EUR/USD has cleared key resistance and may rise further in the European and US session, tracking the slide in Treasury yields, although bullish reversal may remain elusive as markets are now priced in for Fed rate cuts.
The shared currency found acceptance above the 200-hour moving average of 1.1265 a few minutes before press time and has retraced 50 percent of the drop from 1.1348 to 1.1181.
The rise could be associated with the broad-based US Dollar sell-off triggered by the US Federal Reserve's dovish forward guidance on interest rates and the resulting losses in treasury yields.
The two-year Treasury yield, which tracks short-term interest rate expectations, fell to 1.711% in Asia, the lowest level since Nov. 20, 2017. The yield may extend losses in Europe, helping EUR/USD rise further toward 1.13.
That said, the EUR bulls will likely have a tough time forcing a bull breakout above the recent high of 1.1348, as the money markets are fully priced in for a Fed rate cut in July.
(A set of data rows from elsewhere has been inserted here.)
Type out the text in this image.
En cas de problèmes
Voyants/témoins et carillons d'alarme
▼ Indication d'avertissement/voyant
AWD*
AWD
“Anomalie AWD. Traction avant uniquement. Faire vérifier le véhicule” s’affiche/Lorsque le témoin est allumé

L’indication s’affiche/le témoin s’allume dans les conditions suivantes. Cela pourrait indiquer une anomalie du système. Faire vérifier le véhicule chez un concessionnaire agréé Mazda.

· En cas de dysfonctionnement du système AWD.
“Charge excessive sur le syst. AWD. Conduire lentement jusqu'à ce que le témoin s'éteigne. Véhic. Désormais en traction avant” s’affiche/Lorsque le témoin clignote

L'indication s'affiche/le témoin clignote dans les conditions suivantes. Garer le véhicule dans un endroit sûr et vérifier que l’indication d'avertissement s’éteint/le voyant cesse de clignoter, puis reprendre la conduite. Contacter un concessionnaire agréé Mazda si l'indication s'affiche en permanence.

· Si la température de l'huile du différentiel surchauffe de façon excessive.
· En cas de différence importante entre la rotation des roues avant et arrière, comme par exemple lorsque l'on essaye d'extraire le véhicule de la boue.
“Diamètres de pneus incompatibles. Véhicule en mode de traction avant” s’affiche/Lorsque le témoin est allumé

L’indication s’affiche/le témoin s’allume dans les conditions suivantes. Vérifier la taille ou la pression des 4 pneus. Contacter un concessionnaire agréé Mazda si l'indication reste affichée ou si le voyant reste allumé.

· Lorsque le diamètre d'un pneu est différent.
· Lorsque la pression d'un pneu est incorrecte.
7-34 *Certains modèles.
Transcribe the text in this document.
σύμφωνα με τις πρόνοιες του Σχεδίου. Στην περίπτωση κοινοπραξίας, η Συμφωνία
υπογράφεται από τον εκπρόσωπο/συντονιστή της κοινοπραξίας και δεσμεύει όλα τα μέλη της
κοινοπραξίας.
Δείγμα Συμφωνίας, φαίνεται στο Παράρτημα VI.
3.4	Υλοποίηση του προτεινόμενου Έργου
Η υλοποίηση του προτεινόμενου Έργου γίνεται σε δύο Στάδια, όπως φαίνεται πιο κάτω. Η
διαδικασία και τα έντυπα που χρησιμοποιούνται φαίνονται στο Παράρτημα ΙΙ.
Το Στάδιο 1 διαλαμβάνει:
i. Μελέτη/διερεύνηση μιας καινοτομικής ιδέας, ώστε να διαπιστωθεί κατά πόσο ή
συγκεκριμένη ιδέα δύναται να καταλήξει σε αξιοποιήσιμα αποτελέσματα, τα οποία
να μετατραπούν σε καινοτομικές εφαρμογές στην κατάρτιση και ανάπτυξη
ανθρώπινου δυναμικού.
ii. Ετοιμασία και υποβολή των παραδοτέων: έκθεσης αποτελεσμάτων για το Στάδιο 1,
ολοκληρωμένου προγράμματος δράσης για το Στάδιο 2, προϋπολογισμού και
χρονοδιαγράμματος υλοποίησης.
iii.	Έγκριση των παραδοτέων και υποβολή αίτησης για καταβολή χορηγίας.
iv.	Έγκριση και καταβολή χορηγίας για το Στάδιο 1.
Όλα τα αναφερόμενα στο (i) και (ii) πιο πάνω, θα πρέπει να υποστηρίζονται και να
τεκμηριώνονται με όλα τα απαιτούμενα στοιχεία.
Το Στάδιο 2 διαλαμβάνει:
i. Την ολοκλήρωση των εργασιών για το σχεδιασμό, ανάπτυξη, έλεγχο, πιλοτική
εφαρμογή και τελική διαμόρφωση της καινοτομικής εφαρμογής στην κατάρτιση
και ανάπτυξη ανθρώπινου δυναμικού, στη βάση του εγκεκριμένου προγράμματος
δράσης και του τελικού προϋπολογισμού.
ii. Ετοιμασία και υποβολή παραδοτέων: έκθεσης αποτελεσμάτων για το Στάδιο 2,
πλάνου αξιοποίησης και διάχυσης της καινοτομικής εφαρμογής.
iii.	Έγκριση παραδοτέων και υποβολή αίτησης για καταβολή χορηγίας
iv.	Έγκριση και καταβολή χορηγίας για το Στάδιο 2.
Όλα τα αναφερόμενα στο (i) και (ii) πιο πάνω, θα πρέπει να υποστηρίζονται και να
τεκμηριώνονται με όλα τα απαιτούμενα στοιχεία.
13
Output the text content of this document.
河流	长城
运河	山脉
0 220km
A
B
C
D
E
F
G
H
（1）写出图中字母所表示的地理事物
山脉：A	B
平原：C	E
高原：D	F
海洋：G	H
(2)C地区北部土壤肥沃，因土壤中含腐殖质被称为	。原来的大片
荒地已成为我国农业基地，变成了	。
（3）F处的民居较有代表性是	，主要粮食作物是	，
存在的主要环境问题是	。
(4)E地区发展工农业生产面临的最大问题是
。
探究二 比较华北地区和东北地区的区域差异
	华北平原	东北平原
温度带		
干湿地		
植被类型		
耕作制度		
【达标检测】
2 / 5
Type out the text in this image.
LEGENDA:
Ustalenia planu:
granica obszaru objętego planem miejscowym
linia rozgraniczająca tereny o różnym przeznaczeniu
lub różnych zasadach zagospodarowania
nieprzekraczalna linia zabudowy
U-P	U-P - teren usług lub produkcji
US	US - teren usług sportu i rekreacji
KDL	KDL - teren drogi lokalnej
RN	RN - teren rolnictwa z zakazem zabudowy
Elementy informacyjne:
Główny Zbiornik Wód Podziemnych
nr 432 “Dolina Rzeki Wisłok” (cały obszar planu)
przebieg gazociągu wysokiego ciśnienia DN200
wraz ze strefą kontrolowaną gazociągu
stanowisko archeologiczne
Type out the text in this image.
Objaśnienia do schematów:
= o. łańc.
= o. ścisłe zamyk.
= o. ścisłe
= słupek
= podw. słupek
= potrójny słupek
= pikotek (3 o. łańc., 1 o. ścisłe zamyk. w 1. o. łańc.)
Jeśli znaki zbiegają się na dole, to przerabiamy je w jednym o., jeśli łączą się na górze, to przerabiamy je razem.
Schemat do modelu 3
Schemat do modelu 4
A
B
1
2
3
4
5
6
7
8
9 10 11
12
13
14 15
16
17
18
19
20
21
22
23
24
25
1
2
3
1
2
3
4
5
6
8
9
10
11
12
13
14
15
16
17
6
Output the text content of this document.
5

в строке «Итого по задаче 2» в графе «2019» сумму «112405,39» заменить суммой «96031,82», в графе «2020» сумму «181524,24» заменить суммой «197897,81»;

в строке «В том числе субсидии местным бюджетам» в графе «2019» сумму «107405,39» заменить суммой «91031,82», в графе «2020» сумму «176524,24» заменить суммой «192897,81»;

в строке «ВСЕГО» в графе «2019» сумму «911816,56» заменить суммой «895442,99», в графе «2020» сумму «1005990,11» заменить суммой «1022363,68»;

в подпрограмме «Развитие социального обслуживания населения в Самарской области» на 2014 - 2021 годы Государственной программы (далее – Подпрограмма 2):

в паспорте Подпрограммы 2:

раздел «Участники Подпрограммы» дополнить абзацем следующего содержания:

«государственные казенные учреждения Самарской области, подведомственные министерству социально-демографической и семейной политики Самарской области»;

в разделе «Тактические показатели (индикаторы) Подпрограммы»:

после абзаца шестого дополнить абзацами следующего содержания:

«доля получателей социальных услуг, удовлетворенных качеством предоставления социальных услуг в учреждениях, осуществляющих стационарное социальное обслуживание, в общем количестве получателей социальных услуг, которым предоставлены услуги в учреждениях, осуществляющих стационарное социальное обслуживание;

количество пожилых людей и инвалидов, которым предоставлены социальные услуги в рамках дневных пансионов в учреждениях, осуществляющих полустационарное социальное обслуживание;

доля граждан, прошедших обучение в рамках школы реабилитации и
Further, the markets have almost priced in another rate cut before the year-end.
The fact that the two-year yield is down 23 basis points on a month-to-date basis and 90 basis points on a year-to-date basis also indicate the markets have largely priced in additional easing. As a result, the upside in EUR/USD looks limited.
The pair's break above the 200-hour MA could be short-lived if gold rally stalls and the American dollar starts recovering ground against China's Yuan.
As of writing, EUR/USD is trading at 1.1270, representing 0.40% gains on the day.